Vaziri Mohammad, Sadeghipour Alireza, Pazooki Abdolreza, Shoolami Leila Zahedi
Iran University of Medical Sciences, Tehran, Iran.
Ann Thorac Surg. 2008 May;85(5):1805-6. doi: 10.1016/j.athoracsur.2007.11.023.
Myelolipoma is a rare mesenchymal tumor composed of an admixture of fat and bone marrow-derived hematopoietic cells. It is typically an adrenal lesion, and mediastinal location is extremely unusual. We describe a 56-year-old man with nonspecific symptoms of cough and dyspnea and no underlying disease whose chest computed tomography showed a huge (25 x 15 cm) mediastinal tumor containing calcification. Surgical removal and subsequent pathologic examination of the tumor revealed myelolipoma.
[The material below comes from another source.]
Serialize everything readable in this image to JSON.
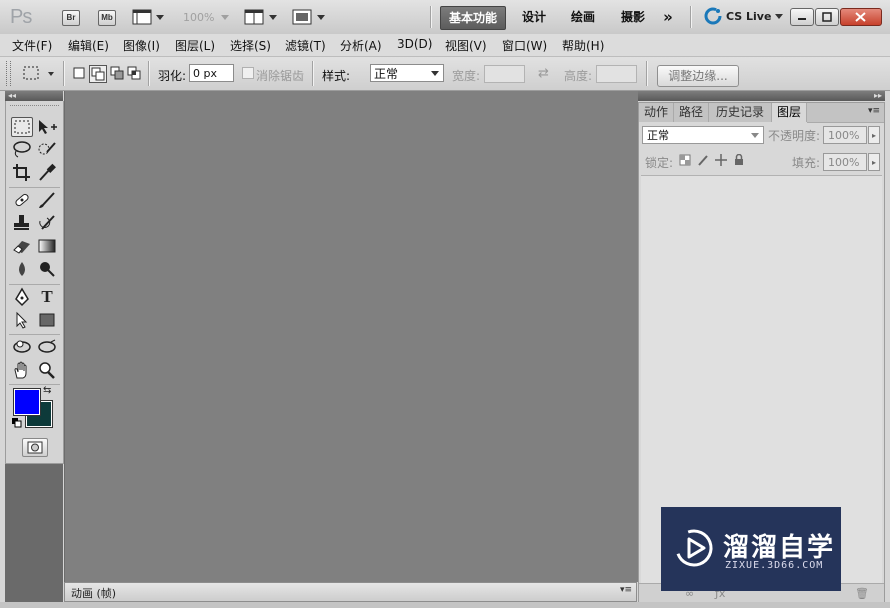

Primary myelolipoma should be considered in the differential diagnosis of large posterior mediastinal tumors containing calcification.
髓脂肪瘤是一种罕见的间叶组织肿瘤,由脂肪和骨髓来源的造血细胞混合组成。它通常是肾上腺病变,位于纵隔极为罕见。我们描述了一名56岁男性,有咳嗽和呼吸困难等非特异性症状,无基础疾病,其胸部计算机断层扫描显示一个巨大的(25×15厘米)纵隔肿瘤,伴有钙化。手术切除肿瘤并随后进行病理检查,结果显示为髓脂肪瘤。在鉴别诊断含有钙化的巨大后纵隔肿瘤时,应考虑原发性髓脂肪瘤。